When should you use a class in a script, and when should you just bash it out?

This excellently-phrased question comes from Jonathan, who kindly prompted me when I was stuck for a topic today.

Let’s imagine a scenario. I am ploughing through a big CSV file and I need to gather some stats on the data. It’s a one-off script, and if it takes me longer to write than googling the spreadsheet formula to do the same job, I will be cross.

I am going to start by writing something like this:

if __name__ == '__main__':  # blatantly had to look up the correct underscore syntax here
    # Load the file
    # Initialise my stat-collecting data structure
    # For row in file do a thing
    # Output the results    

Then I’ll iterate with:

def load_file(filename):
    # some csv gubbins here

def use_pokemon(row):
    if 'squirtle' in row['name']:
        return 1  # My spreadsheet skills suck, OK?
    return 0

if __name__ == '__main__':  
    rows = load_file('kanto_pokedex.csv')
    running_total = 0
    for row in rows:
        running_total += use_pokemon(row)
    print(running_total)    

The helper functions are good enough for what I need here. I don’t want to overcomplicate things.

But what if use_pokemon is a more complex function?

def use_pokemon(row, health=100):
    annotate_row_with_battle_stats(row)
    health = battle(row)
    if health < 10:
        return swap_out_of_battle(
            get_weaknesses(row, 'fire'), 
            get_strengths(row, 'grass')
        )        
    return victory(row)

There is a lot going on now with row - what’s happening in those functions? Is the data changing at any point? How much control do we need over the state of row?

A class might be useful here to keep track of what’s happening:

class Pokemon:
    def __init__(self, row):
        self._type = row['type']
        self._name = row['name']
        self.in_ball = True
        self.in_battle = False
        self.health = 100
        if 'weaknesses' in row:
            self._weaknesses = [row['weaknesses']]
        if 'strengths' in row:
            self._strengths = [row['strengths']]

    def receive_critical_hit(self)
        self.health = self.health * 0.1

    def battle(self)        
        self.in_ball = False
        self.in_battle = True
        # etc, I can’t be bothered writing a full game here

And our script would look something more like this:

if __name__ == '__main__':  
    rows = load_file('kanto_pokedex.csv')
    running_total = 0
    for row in rows:
        pokemon = Pokemon(row)
        result = pokemon.battle()        
        running_total += (1 if result == 'win' else 0)

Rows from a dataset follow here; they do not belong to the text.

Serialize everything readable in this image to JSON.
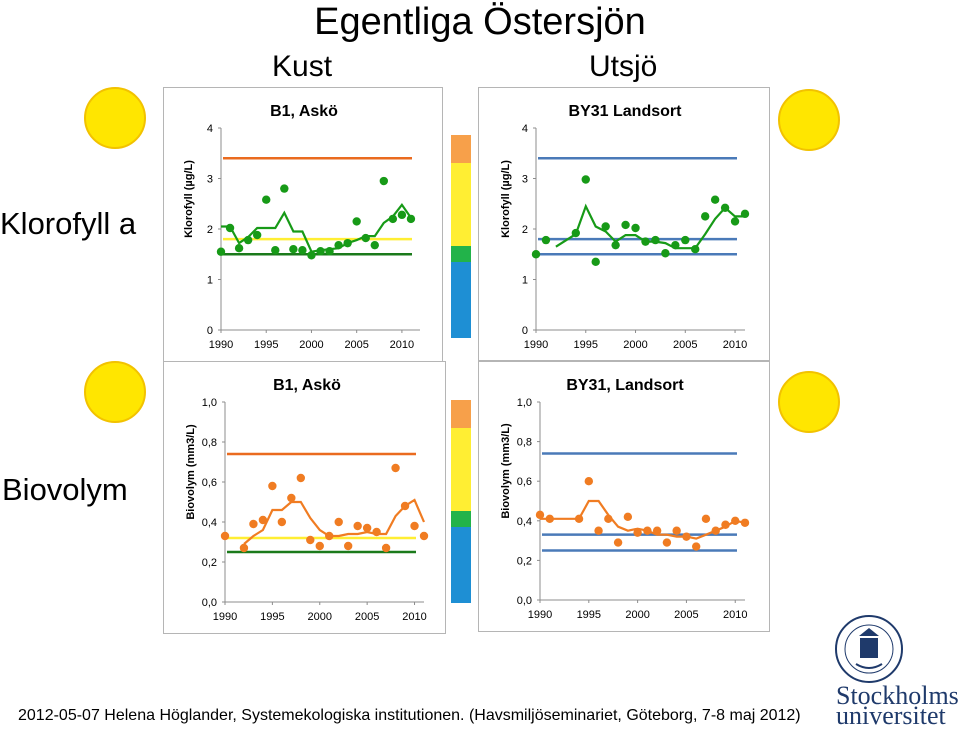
{
  "title": "Egentliga Östersjön",
  "coast_label": "Kust",
  "offshore_label": "Utsjö",
  "rows": {
    "chlorophyll": "Klorofyll a",
    "biovolume": "Biovolym"
  },
  "status_scale_colors": [
    "#f7a04a",
    "#ffee33",
    "#ffee33",
    "#22b34a",
    "#1e8fd4"
  ],
  "footer_text": "2012-05-07 Helena Höglander, Systemekologiska institutionen. (Havsmiljöseminariet, Göteborg, 7-8 maj 2012)",
  "logo": {
    "line1": "Stockholms",
    "line2": "universitet"
  },
  "chart_data": [
    {
      "type": "scatter",
      "title": "B1, Askö",
      "ylabel": "Klorofyll (µg/L)",
      "xlabel": "",
      "xlim": [
        1990,
        2012
      ],
      "ylim": [
        0,
        4
      ],
      "xticks": [
        "1990",
        "1995",
        "2000",
        "2005",
        "2010"
      ],
      "yticks": [
        "0",
        "1",
        "2",
        "3",
        "4"
      ],
      "points_color": "#179a17",
      "points": [
        [
          1990,
          1.55
        ],
        [
          1991,
          2.02
        ],
        [
          1992,
          1.62
        ],
        [
          1993,
          1.78
        ],
        [
          1994,
          1.88
        ],
        [
          1995,
          2.58
        ],
        [
          1996,
          1.58
        ],
        [
          1997,
          2.8
        ],
        [
          1998,
          1.6
        ],
        [
          1999,
          1.58
        ],
        [
          2000,
          1.48
        ],
        [
          2001,
          1.56
        ],
        [
          2002,
          1.56
        ],
        [
          2003,
          1.68
        ],
        [
          2004,
          1.72
        ],
        [
          2005,
          2.15
        ],
        [
          2006,
          1.82
        ],
        [
          2007,
          1.68
        ],
        [
          2008,
          2.95
        ],
        [
          2009,
          2.2
        ],
        [
          2010,
          2.28
        ],
        [
          2011,
          2.2
        ]
      ],
      "trend_color": "#179a17",
      "trend": [
        [
          1990,
          2.05
        ],
        [
          1991,
          2.05
        ],
        [
          1992,
          1.72
        ],
        [
          1993,
          1.84
        ],
        [
          1994,
          2.02
        ],
        [
          1995,
          2.02
        ],
        [
          1996,
          2.02
        ],
        [
          1997,
          2.32
        ],
        [
          1998,
          1.95
        ],
        [
          1999,
          1.95
        ],
        [
          2000,
          1.55
        ],
        [
          2001,
          1.58
        ],
        [
          2002,
          1.6
        ],
        [
          2003,
          1.62
        ],
        [
          2004,
          1.72
        ],
        [
          2005,
          1.78
        ],
        [
          2006,
          1.86
        ],
        [
          2007,
          1.86
        ],
        [
          2008,
          2.12
        ],
        [
          2009,
          2.25
        ],
        [
          2010,
          2.48
        ],
        [
          2011,
          2.22
        ]
      ],
      "reference_lines": [
        {
          "value": 3.4,
          "color": "#ea6b1f"
        },
        {
          "value": 1.8,
          "color": "#ffee33"
        },
        {
          "value": 1.5,
          "color": "#1b7a1b"
        }
      ],
      "ytick_decimals": 0
    },
    {
      "type": "scatter",
      "title": "BY31 Landsort",
      "ylabel": "Klorofyll (µg/L)",
      "xlabel": "",
      "xlim": [
        1990,
        2011
      ],
      "ylim": [
        0,
        4
      ],
      "xticks": [
        "1990",
        "1995",
        "2000",
        "2005",
        "2010"
      ],
      "yticks": [
        "0",
        "1",
        "2",
        "3",
        "4"
      ],
      "points_color": "#179a17",
      "points": [
        [
          1990,
          1.5
        ],
        [
          1991,
          1.78
        ],
        [
          1994,
          1.92
        ],
        [
          1995,
          2.98
        ],
        [
          1996,
          1.35
        ],
        [
          1997,
          2.05
        ],
        [
          1998,
          1.68
        ],
        [
          1999,
          2.08
        ],
        [
          2000,
          2.02
        ],
        [
          2001,
          1.75
        ],
        [
          2002,
          1.78
        ],
        [
          2003,
          1.52
        ],
        [
          2004,
          1.68
        ],
        [
          2005,
          1.78
        ],
        [
          2006,
          1.6
        ],
        [
          2007,
          2.25
        ],
        [
          2008,
          2.58
        ],
        [
          2009,
          2.42
        ],
        [
          2010,
          2.15
        ],
        [
          2011,
          2.3
        ]
      ],
      "trend_color": "#179a17",
      "trend": [
        [
          1992,
          1.65
        ],
        [
          1994,
          1.9
        ],
        [
          1995,
          2.45
        ],
        [
          1996,
          2.05
        ],
        [
          1997,
          1.95
        ],
        [
          1998,
          1.75
        ],
        [
          1999,
          1.88
        ],
        [
          2000,
          1.88
        ],
        [
          2001,
          1.75
        ],
        [
          2002,
          1.75
        ],
        [
          2003,
          1.72
        ],
        [
          2004,
          1.62
        ],
        [
          2005,
          1.62
        ],
        [
          2006,
          1.62
        ],
        [
          2007,
          1.9
        ],
        [
          2008,
          2.2
        ],
        [
          2009,
          2.42
        ],
        [
          2010,
          2.25
        ],
        [
          2011,
          2.25
        ]
      ],
      "reference_lines": [
        {
          "value": 3.4,
          "color": "#4a7ab8"
        },
        {
          "value": 1.8,
          "color": "#4a7ab8"
        },
        {
          "value": 1.5,
          "color": "#4a7ab8"
        }
      ],
      "ytick_decimals": 0
    },
    {
      "type": "scatter",
      "title": "B1, Askö",
      "ylabel": "Biovolym (mm3/L)",
      "xlabel": "",
      "xlim": [
        1990,
        2011
      ],
      "ylim": [
        0,
        1
      ],
      "xticks": [
        "1990",
        "1995",
        "2000",
        "2005",
        "2010"
      ],
      "yticks": [
        "0,0",
        "0,2",
        "0,4",
        "0,6",
        "0,8",
        "1,0"
      ],
      "points_color": "#f07c22",
      "points": [
        [
          1990,
          0.33
        ],
        [
          1992,
          0.27
        ],
        [
          1993,
          0.39
        ],
        [
          1994,
          0.41
        ],
        [
          1995,
          0.58
        ],
        [
          1996,
          0.4
        ],
        [
          1997,
          0.52
        ],
        [
          1998,
          0.62
        ],
        [
          1999,
          0.31
        ],
        [
          2000,
          0.28
        ],
        [
          2001,
          0.33
        ],
        [
          2002,
          0.4
        ],
        [
          2003,
          0.28
        ],
        [
          2004,
          0.38
        ],
        [
          2005,
          0.37
        ],
        [
          2006,
          0.35
        ],
        [
          2007,
          0.27
        ],
        [
          2008,
          0.67
        ],
        [
          2009,
          0.48
        ],
        [
          2010,
          0.38
        ],
        [
          2011,
          0.33
        ]
      ],
      "trend_color": "#f07c22",
      "trend": [
        [
          1992,
          0.29
        ],
        [
          1993,
          0.33
        ],
        [
          1994,
          0.36
        ],
        [
          1995,
          0.46
        ],
        [
          1996,
          0.46
        ],
        [
          1997,
          0.5
        ],
        [
          1998,
          0.5
        ],
        [
          1999,
          0.42
        ],
        [
          2000,
          0.36
        ],
        [
          2001,
          0.33
        ],
        [
          2002,
          0.33
        ],
        [
          2003,
          0.34
        ],
        [
          2004,
          0.34
        ],
        [
          2005,
          0.35
        ],
        [
          2006,
          0.34
        ],
        [
          2007,
          0.34
        ],
        [
          2008,
          0.43
        ],
        [
          2009,
          0.48
        ],
        [
          2010,
          0.51
        ],
        [
          2011,
          0.4
        ]
      ],
      "reference_lines": [
        {
          "value": 0.74,
          "color": "#ea6b1f"
        },
        {
          "value": 0.32,
          "color": "#ffee33"
        },
        {
          "value": 0.25,
          "color": "#1b7a1b"
        }
      ],
      "ytick_decimals": 1
    },
    {
      "type": "scatter",
      "title": "BY31, Landsort",
      "ylabel": "Biovolym (mm3/L)",
      "xlabel": "",
      "xlim": [
        1990,
        2011
      ],
      "ylim": [
        0,
        1
      ],
      "xticks": [
        "1990",
        "1995",
        "2000",
        "2005",
        "2010"
      ],
      "yticks": [
        "0,0",
        "0,2",
        "0,4",
        "0,6",
        "0,8",
        "1,0"
      ],
      "points_color": "#f07c22",
      "points": [
        [
          1990,
          0.43
        ],
        [
          1991,
          0.41
        ],
        [
          1994,
          0.41
        ],
        [
          1995,
          0.6
        ],
        [
          1996,
          0.35
        ],
        [
          1997,
          0.41
        ],
        [
          1998,
          0.29
        ],
        [
          1999,
          0.42
        ],
        [
          2000,
          0.34
        ],
        [
          2001,
          0.35
        ],
        [
          2002,
          0.35
        ],
        [
          2003,
          0.29
        ],
        [
          2004,
          0.35
        ],
        [
          2005,
          0.32
        ],
        [
          2006,
          0.27
        ],
        [
          2007,
          0.41
        ],
        [
          2008,
          0.35
        ],
        [
          2009,
          0.38
        ],
        [
          2010,
          0.4
        ],
        [
          2011,
          0.39
        ]
      ],
      "trend_color": "#f07c22",
      "trend": [
        [
          1990,
          0.41
        ],
        [
          1993,
          0.41
        ],
        [
          1994,
          0.41
        ],
        [
          1995,
          0.5
        ],
        [
          1996,
          0.5
        ],
        [
          1997,
          0.43
        ],
        [
          1998,
          0.37
        ],
        [
          1999,
          0.35
        ],
        [
          2000,
          0.36
        ],
        [
          2001,
          0.35
        ],
        [
          2002,
          0.33
        ],
        [
          2003,
          0.33
        ],
        [
          2004,
          0.32
        ],
        [
          2005,
          0.32
        ],
        [
          2006,
          0.31
        ],
        [
          2007,
          0.33
        ],
        [
          2008,
          0.35
        ],
        [
          2009,
          0.37
        ],
        [
          2010,
          0.4
        ],
        [
          2011,
          0.39
        ]
      ],
      "reference_lines": [
        {
          "value": 0.74,
          "color": "#4a7ab8"
        },
        {
          "value": 0.33,
          "color": "#4a7ab8"
        },
        {
          "value": 0.25,
          "color": "#4a7ab8"
        }
      ],
      "ytick_decimals": 1
    }
  ]
}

Here the separation between my data and my logic is clearer. My immutable data from row is safely stored as protected attributes of the class instance. My methods use that shared data, and can update mutable attributes like self.health.

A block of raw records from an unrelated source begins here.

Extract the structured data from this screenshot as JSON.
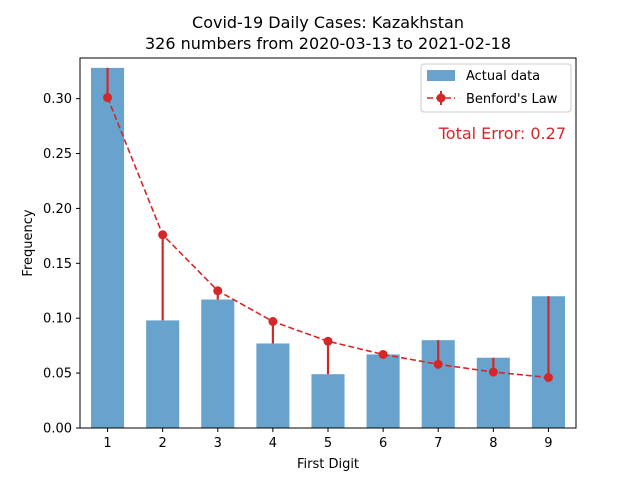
{
  "chart_data": {
    "type": "bar",
    "title": "Covid-19 Daily Cases: Kazakhstan",
    "subtitle": "326 numbers from 2020-03-13 to 2021-02-18",
    "xlabel": "First Digit",
    "ylabel": "Frequency",
    "categories": [
      "1",
      "2",
      "3",
      "4",
      "5",
      "6",
      "7",
      "8",
      "9"
    ],
    "ylim": [
      0,
      0.337
    ],
    "yticks": [
      "0.00",
      "0.05",
      "0.10",
      "0.15",
      "0.20",
      "0.25",
      "0.30"
    ],
    "series": [
      {
        "name": "Actual data",
        "type": "bar",
        "color": "#1f77b4",
        "values": [
          0.328,
          0.098,
          0.117,
          0.077,
          0.049,
          0.067,
          0.08,
          0.064,
          0.12
        ]
      },
      {
        "name": "Benford's Law",
        "type": "line",
        "color": "#d62728",
        "values": [
          0.301,
          0.176,
          0.125,
          0.097,
          0.079,
          0.067,
          0.058,
          0.051,
          0.046
        ]
      }
    ],
    "annotation": "Total Error: 0.27",
    "legend_position": "top-right",
    "grid": false
  }
}
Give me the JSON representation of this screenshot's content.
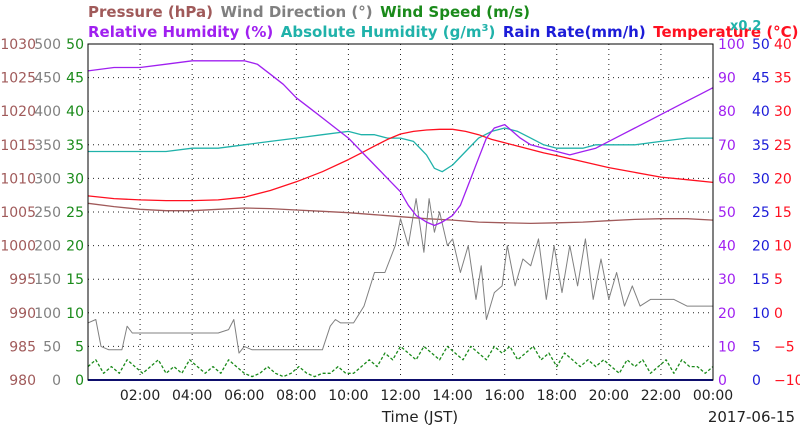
{
  "chart_data": {
    "type": "line",
    "date_label": "2017-06-15",
    "xlabel": "Time (JST)",
    "x_ticks": [
      "02:00",
      "04:00",
      "06:00",
      "08:00",
      "10:00",
      "12:00",
      "14:00",
      "16:00",
      "18:00",
      "20:00",
      "22:00",
      "00:00"
    ],
    "xlim_hours": [
      0,
      24
    ],
    "grid": true,
    "legend": {
      "row1": [
        {
          "text": "Pressure (hPa)",
          "color": "#a05a5a"
        },
        {
          "text": "Wind Direction (°)",
          "color": "#808080"
        },
        {
          "text": "Wind Speed (m/s)",
          "color": "#1a8a1a"
        }
      ],
      "row2": [
        {
          "text": "Relative Humidity (%)",
          "color": "#a020f0"
        },
        {
          "text": "Absolute Humidity (g/m",
          "sup": "3",
          "close": ")",
          "color": "#20b2aa",
          "scale_note": "x0.2"
        },
        {
          "text": "Rain Rate(mm/h)",
          "color": "#1c1cd8"
        },
        {
          "text": "Temperature (°C)",
          "color": "#ff1020"
        }
      ]
    },
    "axes": {
      "pressure": {
        "color": "#a05a5a",
        "ylim": [
          980,
          1030
        ],
        "ticks": [
          "1030",
          "1025",
          "1020",
          "1015",
          "1010",
          "1005",
          "1000",
          "995",
          "990",
          "985",
          "980"
        ]
      },
      "wind_direction": {
        "color": "#808080",
        "ylim": [
          0,
          500
        ],
        "ticks": [
          "500",
          "450",
          "400",
          "350",
          "300",
          "250",
          "200",
          "150",
          "100",
          "50",
          "0"
        ]
      },
      "wind_speed": {
        "color": "#1a8a1a",
        "ylim": [
          0,
          50
        ],
        "ticks": [
          "50",
          "45",
          "40",
          "35",
          "30",
          "25",
          "20",
          "15",
          "10",
          "5",
          "0"
        ]
      },
      "relative_humidity": {
        "color": "#a020f0",
        "ylim": [
          0,
          100
        ],
        "ticks": [
          "100",
          "90",
          "80",
          "70",
          "60",
          "50",
          "40",
          "30",
          "20",
          "10",
          "0"
        ]
      },
      "rain_rate": {
        "color": "#1c1cd8",
        "ylim": [
          0,
          50
        ],
        "ticks": [
          "50",
          "45",
          "40",
          "35",
          "30",
          "25",
          "20",
          "15",
          "10",
          "5",
          "0"
        ]
      },
      "temperature": {
        "color": "#ff1020",
        "ylim": [
          -10,
          40
        ],
        "ticks": [
          "40",
          "35",
          "30",
          "25",
          "20",
          "15",
          "10",
          "5",
          "0",
          "−5",
          "−10"
        ]
      }
    },
    "series": [
      {
        "name": "Pressure (hPa)",
        "axis": "pressure",
        "color": "#a05a5a",
        "style": "solid",
        "x": [
          0,
          1,
          2,
          3,
          4,
          5,
          6,
          7,
          8,
          9,
          10,
          11,
          12,
          13,
          14,
          15,
          16,
          17,
          18,
          19,
          20,
          21,
          22,
          23,
          24
        ],
        "y": [
          1006.3,
          1005.8,
          1005.4,
          1005.2,
          1005.2,
          1005.4,
          1005.6,
          1005.5,
          1005.3,
          1005.1,
          1004.9,
          1004.6,
          1004.3,
          1004.0,
          1003.8,
          1003.5,
          1003.4,
          1003.3,
          1003.4,
          1003.5,
          1003.7,
          1003.9,
          1004.0,
          1004.0,
          1003.8
        ]
      },
      {
        "name": "Wind Direction (°)",
        "axis": "wind_direction",
        "color": "#808080",
        "style": "solid",
        "x": [
          0,
          0.3,
          0.5,
          0.8,
          1.3,
          1.5,
          1.7,
          2.2,
          2.6,
          3.0,
          3.5,
          4.0,
          4.5,
          5.0,
          5.4,
          5.6,
          5.8,
          6.0,
          6.3,
          7.0,
          7.5,
          8.0,
          8.5,
          9.0,
          9.3,
          9.5,
          9.7,
          10.2,
          10.6,
          11.0,
          11.4,
          11.8,
          12.0,
          12.3,
          12.6,
          12.9,
          13.1,
          13.3,
          13.5,
          13.8,
          14.0,
          14.3,
          14.6,
          14.9,
          15.1,
          15.3,
          15.6,
          15.9,
          16.1,
          16.4,
          16.7,
          17.0,
          17.3,
          17.6,
          17.9,
          18.2,
          18.5,
          18.8,
          19.1,
          19.4,
          19.7,
          20.0,
          20.3,
          20.6,
          20.9,
          21.2,
          21.6,
          22.0,
          22.5,
          23.0,
          23.5,
          24.0
        ],
        "y": [
          85,
          90,
          50,
          45,
          45,
          80,
          70,
          70,
          70,
          70,
          70,
          70,
          70,
          70,
          75,
          90,
          40,
          50,
          45,
          45,
          45,
          45,
          45,
          45,
          80,
          90,
          85,
          85,
          110,
          160,
          160,
          200,
          240,
          200,
          270,
          190,
          270,
          220,
          250,
          200,
          210,
          160,
          200,
          120,
          170,
          90,
          130,
          140,
          200,
          140,
          180,
          170,
          210,
          120,
          200,
          130,
          200,
          140,
          210,
          120,
          180,
          120,
          160,
          110,
          140,
          110,
          120,
          120,
          120,
          110,
          110,
          110
        ]
      },
      {
        "name": "Wind Speed (m/s)",
        "axis": "wind_speed",
        "color": "#1a8a1a",
        "style": "dashed",
        "x": [
          0,
          0.3,
          0.6,
          0.9,
          1.2,
          1.5,
          1.8,
          2.1,
          2.4,
          2.7,
          3.0,
          3.3,
          3.6,
          3.9,
          4.2,
          4.5,
          4.8,
          5.1,
          5.4,
          5.7,
          6.0,
          6.3,
          6.6,
          6.9,
          7.2,
          7.5,
          7.8,
          8.1,
          8.4,
          8.7,
          9.0,
          9.3,
          9.6,
          9.9,
          10.2,
          10.5,
          10.8,
          11.1,
          11.4,
          11.7,
          12.0,
          12.3,
          12.6,
          12.9,
          13.2,
          13.5,
          13.8,
          14.1,
          14.4,
          14.7,
          15.0,
          15.3,
          15.6,
          15.9,
          16.2,
          16.5,
          16.8,
          17.1,
          17.4,
          17.7,
          18.0,
          18.3,
          18.6,
          18.9,
          19.2,
          19.5,
          19.8,
          20.1,
          20.4,
          20.7,
          21.0,
          21.3,
          21.6,
          21.9,
          22.2,
          22.5,
          22.8,
          23.1,
          23.4,
          23.7,
          24.0
        ],
        "y": [
          2,
          3,
          1,
          2,
          1,
          3,
          2,
          1,
          2,
          3,
          1,
          2,
          1,
          3,
          2,
          1,
          2,
          1,
          3,
          2,
          1,
          0.5,
          1,
          2,
          1,
          0.5,
          1,
          2,
          1,
          0.5,
          1,
          1,
          2,
          1,
          1,
          2,
          3,
          2,
          4,
          3,
          5,
          4,
          3,
          5,
          4,
          3,
          5,
          4,
          3,
          5,
          4,
          3,
          5,
          4,
          5,
          3,
          4,
          5,
          3,
          4,
          2,
          4,
          3,
          2,
          3,
          2,
          3,
          2,
          1,
          3,
          2,
          3,
          1,
          2,
          3,
          1,
          3,
          2,
          2,
          1,
          2
        ]
      },
      {
        "name": "Relative Humidity (%)",
        "axis": "relative_humidity",
        "color": "#a020f0",
        "style": "solid",
        "x": [
          0,
          1,
          2,
          3,
          4,
          5,
          6,
          6.5,
          7,
          7.5,
          8,
          8.5,
          9,
          9.5,
          10,
          10.5,
          11,
          11.5,
          12,
          12.3,
          12.6,
          13,
          13.3,
          13.6,
          14,
          14.3,
          14.6,
          15,
          15.3,
          15.6,
          16,
          16.3,
          16.6,
          17,
          17.5,
          18,
          18.5,
          19,
          19.5,
          20,
          20.5,
          21,
          21.5,
          22,
          22.5,
          23,
          23.5,
          24
        ],
        "y": [
          92,
          93,
          93,
          94,
          95,
          95,
          95,
          94,
          91,
          88,
          84,
          81,
          78,
          75,
          72,
          68,
          64,
          60,
          56,
          52,
          49,
          47,
          46,
          47,
          49,
          52,
          58,
          66,
          72,
          75,
          76,
          74,
          72,
          70,
          69,
          68,
          67,
          68,
          69,
          71,
          73,
          75,
          77,
          79,
          81,
          83,
          85,
          87
        ]
      },
      {
        "name": "Absolute Humidity (g/m3) x0.2",
        "axis": "relative_humidity",
        "color": "#20b2aa",
        "style": "solid",
        "x": [
          0,
          1,
          2,
          3,
          4,
          5,
          6,
          7,
          8,
          9,
          10,
          10.5,
          11,
          11.5,
          12,
          12.5,
          13,
          13.3,
          13.6,
          14,
          14.5,
          15,
          15.5,
          16,
          16.5,
          17,
          17.5,
          18,
          18.5,
          19,
          19.5,
          20,
          21,
          22,
          23,
          24
        ],
        "y": [
          68,
          68,
          68,
          68,
          69,
          69,
          70,
          71,
          72,
          73,
          74,
          73,
          73,
          72,
          72,
          71,
          67,
          63,
          62,
          64,
          68,
          72,
          74,
          75,
          74,
          72,
          70,
          69,
          69,
          69,
          70,
          70,
          70,
          71,
          72,
          72
        ]
      },
      {
        "name": "Temperature (°C)",
        "axis": "temperature",
        "color": "#ff1020",
        "style": "solid",
        "x": [
          0,
          1,
          2,
          3,
          4,
          5,
          6,
          7,
          8,
          9,
          10,
          10.5,
          11,
          11.5,
          12,
          12.5,
          13,
          13.5,
          14,
          14.5,
          15,
          15.5,
          16,
          16.5,
          17,
          17.5,
          18,
          19,
          20,
          21,
          22,
          23,
          24
        ],
        "y": [
          17.4,
          17.0,
          16.8,
          16.7,
          16.7,
          16.8,
          17.2,
          18.2,
          19.5,
          21.0,
          22.8,
          23.8,
          24.8,
          25.8,
          26.6,
          27.0,
          27.2,
          27.3,
          27.3,
          27.0,
          26.5,
          25.8,
          25.3,
          24.8,
          24.3,
          23.8,
          23.4,
          22.5,
          21.6,
          20.9,
          20.2,
          19.8,
          19.4
        ]
      },
      {
        "name": "Rain Rate(mm/h)",
        "axis": "rain_rate",
        "color": "#1c1cd8",
        "style": "solid",
        "x": [
          0,
          24
        ],
        "y": [
          0,
          0
        ]
      }
    ]
  }
}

Warning signs that you don’t need a class:

  • it’s stuffed full of methods that don’t use self
  • the methods always have to be done in a certain order
  • you’re having trouble naming the class as a noun (or its naming its methods as a verb)
  • you could have done the calculation in Google Sheets by now

At the end of the day, classes describe a type of object. An instance is a concrete example of that object type. If your script is a sequence of steps, that is a procedure, not a class.